Like Ayten, Feyyaz had rushed home to watch the returns, following attentively when the Istanbul and Ankara mayors, Ekrem İmamoğlu and Mansur Yavaş, declared that the opposition was ahead and that counts shared by the state news agency Anadolu should not be trusted.

“When they said that on television I trusted them. Then I realised this wasn’t the case,” he said. By the morning after the vote, he said, his hopes were dashed and he had lost confidence in the opposition.

As the week drew on, opposition supporters seized on examples of irregularities in the vote count, including data inputted incorrectly into a system run by the supreme election council, or YSK. The CHP official Muharrem Erkek later said the opposition had challenged results in 2,269 ballot boxes for the presidential election and more for the parliamentary vote, but that these discrepancies would not alter their loss. “We follow each vote, even if it does not change the general results,” he said.

Despite CHP officials promising they would keep a parallel tally of the vote count and release their own data to the public, this is yet to surface.
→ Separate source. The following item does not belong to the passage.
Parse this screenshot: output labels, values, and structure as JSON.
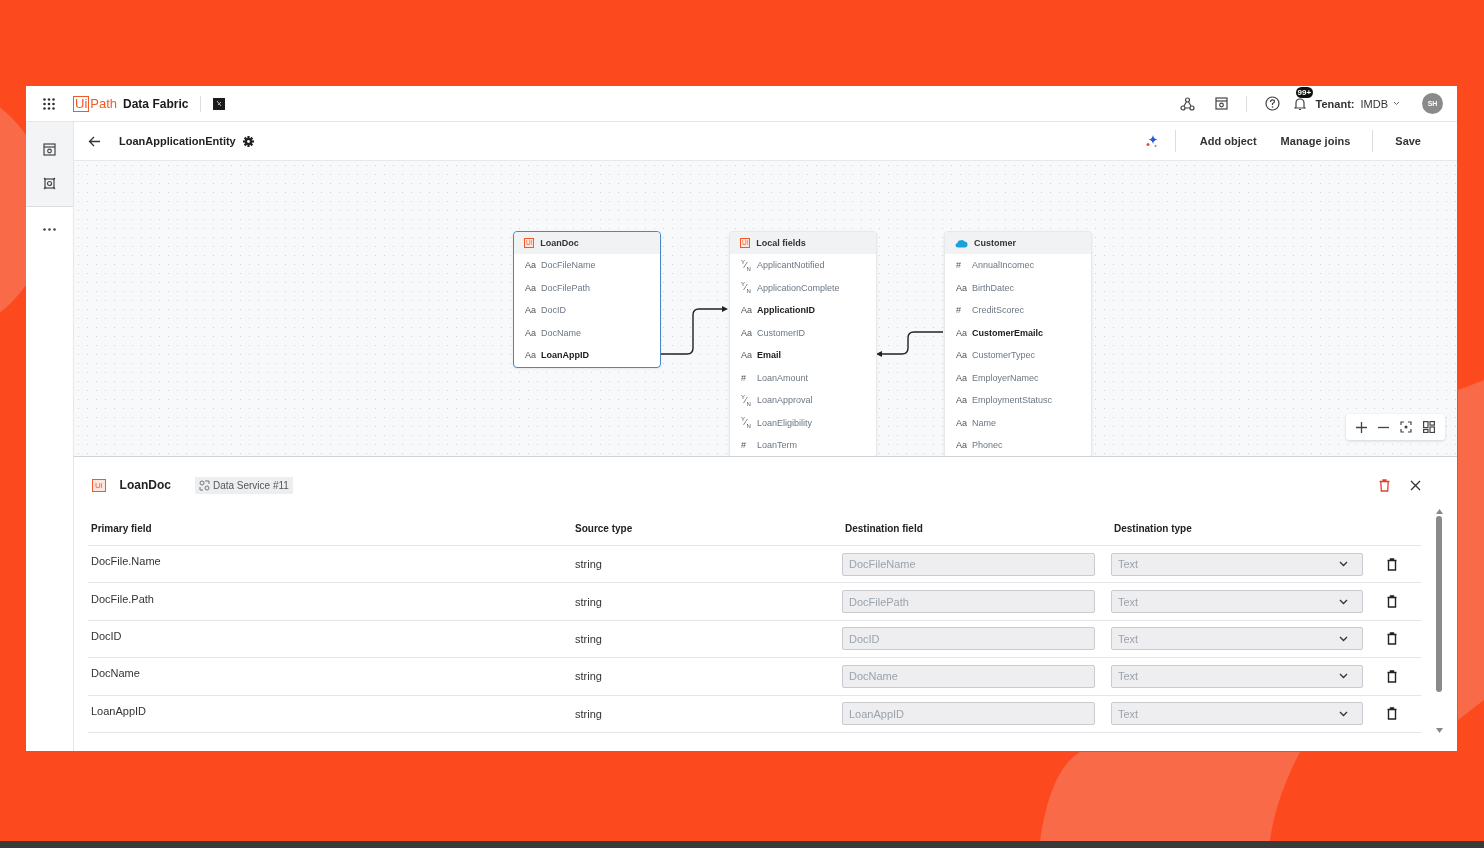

Instead, fears and panic about their loss being tied to unspecified election fraud reverberated among opposition voters.

Observers from the Organization for Security and Co-operation in Europe said the vote was handled fairly despite being held in an undemocratic political environment. “[Turkey’s] general elections were well-managed and offered voters a choice between genuine political alternatives, but the current president and the ruling parties enjoyed an unjustified advantage,” they said.

Ayten was one of many opposition voters who retained a sense of mistrust about the first-round results, a mirror of fears prior to the vote that the government would not respect the results if it lost. “I did not trust the results,” she said. “Some votes had to be recounted 10 or 11 times. This wasn’t normal. I don’t trust Anadolu, either. There is no free press and the media is manipulating many things.”

In a desperate effort to close the gap on his opponent and garner votes from Turkey’s nationalist right, Kılıçdaroğlu hardened his rhetoric and doubled down on promises to deport millions of refugees. “Let those who love their country come to the ballot box!” he said.

He also called for more electoral observers, sidestepping accusations from Turkish journalists that the CHP had left 20,000 ballot boxes without observers in the first round despite their promises of tight election security.

“This time we need not one, not two, but five observers at each ballot box. We need more brave ballot box observers … who we can rely on under any circumstances,” he said.

Kılıçdaroğlu’s tactics did little to reassure Ayten, who remained despondent. “My friends and family and I, we will all vote again. They say it’s our duty as citizens to vote. But I don’t know if you should be hopeful about the outcome,” she said.